For cineastes, for horror devotees in search of weird new thrills and provocative perspectives, for viewers tired of the all-too-often disappointing characterisation of women in genre cinema, Tasmania’s Stranger With My Face International Film Festival is a significant event on the Australian calendar. Started in 2012 by Hobart-based filmmakers Briony Kidd and Rebecca Thomson, the festival showcases and provides professional opportunities for women who make horror and dark genre films—an especially under-represented group in a broader industry guilty of woeful gender disparity.

The Directors Guild of America found in its 2015 Feature Film Diversity Report that just 6.4% of directors of features released in 2013 and 2014 were female; and closer to home, in December 2015 Screen Australia announced Gender Matters: a three-year, $5 million plan to address gender imbalance in the Australian screen industry.

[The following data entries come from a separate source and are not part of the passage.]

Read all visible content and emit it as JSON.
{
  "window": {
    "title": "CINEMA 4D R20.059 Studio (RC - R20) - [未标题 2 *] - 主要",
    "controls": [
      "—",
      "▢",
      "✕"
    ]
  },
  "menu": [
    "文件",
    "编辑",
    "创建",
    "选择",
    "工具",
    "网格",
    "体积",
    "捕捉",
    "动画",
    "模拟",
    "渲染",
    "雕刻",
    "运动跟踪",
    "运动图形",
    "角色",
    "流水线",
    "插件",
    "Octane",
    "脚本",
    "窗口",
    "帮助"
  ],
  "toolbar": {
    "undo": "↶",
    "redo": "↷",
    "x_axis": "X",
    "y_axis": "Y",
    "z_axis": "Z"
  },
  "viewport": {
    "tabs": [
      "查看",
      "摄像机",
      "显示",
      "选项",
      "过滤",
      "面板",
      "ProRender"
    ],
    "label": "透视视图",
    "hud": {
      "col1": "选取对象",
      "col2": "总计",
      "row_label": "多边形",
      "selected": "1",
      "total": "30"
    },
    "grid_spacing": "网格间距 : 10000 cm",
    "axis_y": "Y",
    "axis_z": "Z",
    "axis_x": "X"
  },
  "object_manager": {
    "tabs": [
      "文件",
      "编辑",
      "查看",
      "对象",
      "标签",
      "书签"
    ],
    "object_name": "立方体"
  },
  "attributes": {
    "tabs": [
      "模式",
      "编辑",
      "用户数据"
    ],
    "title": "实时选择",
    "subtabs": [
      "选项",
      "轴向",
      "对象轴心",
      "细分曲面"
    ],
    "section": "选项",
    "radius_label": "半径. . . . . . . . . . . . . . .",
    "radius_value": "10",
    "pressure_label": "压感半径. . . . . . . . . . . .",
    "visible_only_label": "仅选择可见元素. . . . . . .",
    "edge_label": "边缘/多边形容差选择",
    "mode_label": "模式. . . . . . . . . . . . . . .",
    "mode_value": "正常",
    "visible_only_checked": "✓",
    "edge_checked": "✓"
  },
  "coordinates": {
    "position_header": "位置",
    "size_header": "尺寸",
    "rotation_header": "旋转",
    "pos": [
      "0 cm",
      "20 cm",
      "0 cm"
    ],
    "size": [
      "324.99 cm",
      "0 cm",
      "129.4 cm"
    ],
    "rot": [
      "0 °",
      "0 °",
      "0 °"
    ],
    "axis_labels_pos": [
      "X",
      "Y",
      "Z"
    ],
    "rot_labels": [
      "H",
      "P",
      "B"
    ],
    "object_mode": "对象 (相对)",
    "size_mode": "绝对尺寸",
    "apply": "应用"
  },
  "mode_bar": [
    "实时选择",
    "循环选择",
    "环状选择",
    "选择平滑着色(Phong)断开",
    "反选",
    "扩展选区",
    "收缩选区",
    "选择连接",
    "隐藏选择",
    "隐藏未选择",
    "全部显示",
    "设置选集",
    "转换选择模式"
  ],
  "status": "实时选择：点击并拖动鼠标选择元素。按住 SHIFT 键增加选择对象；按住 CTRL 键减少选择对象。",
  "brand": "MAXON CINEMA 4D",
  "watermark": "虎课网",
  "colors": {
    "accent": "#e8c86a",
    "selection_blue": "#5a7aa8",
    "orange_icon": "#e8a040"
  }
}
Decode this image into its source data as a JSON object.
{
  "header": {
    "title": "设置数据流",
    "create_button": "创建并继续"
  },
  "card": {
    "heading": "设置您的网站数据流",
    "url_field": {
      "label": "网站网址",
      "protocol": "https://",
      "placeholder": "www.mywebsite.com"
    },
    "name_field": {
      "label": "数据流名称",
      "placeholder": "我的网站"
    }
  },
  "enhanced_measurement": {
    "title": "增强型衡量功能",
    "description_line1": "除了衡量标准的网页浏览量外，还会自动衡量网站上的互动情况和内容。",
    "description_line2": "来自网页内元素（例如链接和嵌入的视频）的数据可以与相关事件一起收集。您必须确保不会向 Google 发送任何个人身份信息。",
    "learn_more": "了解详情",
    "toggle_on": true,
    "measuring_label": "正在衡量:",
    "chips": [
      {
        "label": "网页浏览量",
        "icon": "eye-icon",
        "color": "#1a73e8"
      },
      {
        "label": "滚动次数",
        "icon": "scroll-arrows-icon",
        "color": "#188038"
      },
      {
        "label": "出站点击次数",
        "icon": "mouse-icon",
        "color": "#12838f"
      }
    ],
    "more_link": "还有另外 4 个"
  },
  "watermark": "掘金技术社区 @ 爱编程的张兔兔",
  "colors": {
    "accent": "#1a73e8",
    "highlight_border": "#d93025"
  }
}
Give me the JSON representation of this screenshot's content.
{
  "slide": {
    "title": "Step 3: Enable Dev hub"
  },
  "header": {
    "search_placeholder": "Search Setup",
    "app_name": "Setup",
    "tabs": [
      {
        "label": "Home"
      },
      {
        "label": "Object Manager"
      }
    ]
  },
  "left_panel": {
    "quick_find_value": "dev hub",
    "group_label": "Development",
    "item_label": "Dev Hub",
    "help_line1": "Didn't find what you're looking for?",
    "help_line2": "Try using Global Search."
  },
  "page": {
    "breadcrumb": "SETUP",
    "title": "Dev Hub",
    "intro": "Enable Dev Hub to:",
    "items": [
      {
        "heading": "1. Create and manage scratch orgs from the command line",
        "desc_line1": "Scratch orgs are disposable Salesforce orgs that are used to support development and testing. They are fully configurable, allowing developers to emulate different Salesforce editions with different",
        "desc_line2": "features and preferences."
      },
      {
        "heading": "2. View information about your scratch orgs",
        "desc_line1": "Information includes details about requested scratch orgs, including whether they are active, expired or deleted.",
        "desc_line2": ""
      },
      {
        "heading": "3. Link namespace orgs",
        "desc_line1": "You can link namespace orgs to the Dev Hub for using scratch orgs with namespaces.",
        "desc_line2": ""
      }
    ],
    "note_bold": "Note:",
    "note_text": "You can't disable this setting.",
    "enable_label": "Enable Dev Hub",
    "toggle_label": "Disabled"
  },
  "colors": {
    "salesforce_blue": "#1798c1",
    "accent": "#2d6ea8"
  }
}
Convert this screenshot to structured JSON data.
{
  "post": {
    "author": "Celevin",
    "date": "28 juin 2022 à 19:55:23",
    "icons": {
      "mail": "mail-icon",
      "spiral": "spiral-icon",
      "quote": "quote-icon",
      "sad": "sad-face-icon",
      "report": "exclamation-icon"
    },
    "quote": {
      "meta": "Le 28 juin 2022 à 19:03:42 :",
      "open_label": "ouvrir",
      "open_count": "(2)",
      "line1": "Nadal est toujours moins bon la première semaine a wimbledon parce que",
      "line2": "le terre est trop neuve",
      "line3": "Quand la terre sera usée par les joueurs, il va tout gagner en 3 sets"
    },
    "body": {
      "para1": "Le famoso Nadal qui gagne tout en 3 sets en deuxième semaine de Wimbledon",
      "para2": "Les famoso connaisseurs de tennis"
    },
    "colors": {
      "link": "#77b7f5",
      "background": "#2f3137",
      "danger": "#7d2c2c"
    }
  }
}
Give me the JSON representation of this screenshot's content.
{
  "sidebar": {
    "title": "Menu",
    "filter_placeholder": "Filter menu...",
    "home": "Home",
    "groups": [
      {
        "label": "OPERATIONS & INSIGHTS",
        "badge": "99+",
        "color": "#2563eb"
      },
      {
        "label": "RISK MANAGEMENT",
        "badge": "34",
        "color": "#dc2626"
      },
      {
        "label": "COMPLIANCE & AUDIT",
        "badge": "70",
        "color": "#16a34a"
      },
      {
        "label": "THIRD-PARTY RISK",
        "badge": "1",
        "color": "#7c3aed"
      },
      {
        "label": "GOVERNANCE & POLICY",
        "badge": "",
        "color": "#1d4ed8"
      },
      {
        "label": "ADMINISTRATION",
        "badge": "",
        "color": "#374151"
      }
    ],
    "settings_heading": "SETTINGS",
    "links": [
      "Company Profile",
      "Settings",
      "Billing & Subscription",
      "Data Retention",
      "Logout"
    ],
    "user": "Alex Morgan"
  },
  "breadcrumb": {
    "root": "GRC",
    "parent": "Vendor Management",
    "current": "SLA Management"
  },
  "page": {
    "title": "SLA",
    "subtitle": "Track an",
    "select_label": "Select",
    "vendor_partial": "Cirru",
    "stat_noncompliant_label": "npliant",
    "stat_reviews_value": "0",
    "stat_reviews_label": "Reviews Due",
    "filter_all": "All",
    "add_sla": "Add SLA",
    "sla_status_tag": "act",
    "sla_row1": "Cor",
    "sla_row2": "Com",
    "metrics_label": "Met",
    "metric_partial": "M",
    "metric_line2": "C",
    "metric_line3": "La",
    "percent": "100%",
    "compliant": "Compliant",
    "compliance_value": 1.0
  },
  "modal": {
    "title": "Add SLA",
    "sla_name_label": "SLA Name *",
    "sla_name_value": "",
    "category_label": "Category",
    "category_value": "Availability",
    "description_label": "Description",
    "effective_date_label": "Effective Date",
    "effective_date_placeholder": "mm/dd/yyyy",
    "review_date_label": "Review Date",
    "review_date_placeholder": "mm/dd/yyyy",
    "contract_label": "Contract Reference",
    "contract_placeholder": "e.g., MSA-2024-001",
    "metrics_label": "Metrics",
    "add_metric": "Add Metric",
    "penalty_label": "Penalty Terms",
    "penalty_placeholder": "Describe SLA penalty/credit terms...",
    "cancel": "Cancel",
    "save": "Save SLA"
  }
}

Over a packed four days at Hobart’s Salamanca Arts Centre, the 2016 festival (this year directed and programmed by Kidd) opened with a session of Australian and international shorts before continuing with a program consisting of eight feature films, industry events and the festival’s regular Mary Shelley Symposium. Kidd had secured some notable Australian premieres among the features, including Lucile Hadzihalilovic’s Evolution (2015, France), Anna Biller’s The Love Witch (2016, US), Ginanti Rona Tembang Asri’s Indonesian slasher Midnight Show (2016) and Bernard Rose’s visceral adaptation of Frankenstein (2015, US), which screened at the Museum of Old and New Art’s Cinemona. With the exception of the latter, it’s unlikely Australian audiences will get the chance to see theatrical screenings of any of these films outside the festival circuit.

Evolution Evolution

Talking horror

Part of the fascination of a carefully curated festival like this one is seeing what common threads or ‘conversations’ emerge across the program. While the previous festival in 2014 offered several harrowing perspectives on female victimhood, 2016 reversed that ratio by giving us female perpetrators in The Love Witch, Evolution, Abigail Blackmore’s darkly comedic short Vintage Blood (2015, UK), Australian revenge fairytale short Can You See Them? (Polly and Mike Staniford, 2014) and Izzy Lee’s sexed-up Lovecraftian short Innsmouth (2015, US). In her symposium talk, Shock and Awe, Emma Valente, co-artistic director of feminist theatre company The Rabble, spoke about the taboo topic of female-perpetrated violence. The one powerful exploration of victimhood came, interestingly enough, from the festival’s sole male-directed feature, Frankenstein, with Australia’s Xavier Samuel delivering a searing performance as the monster/victim.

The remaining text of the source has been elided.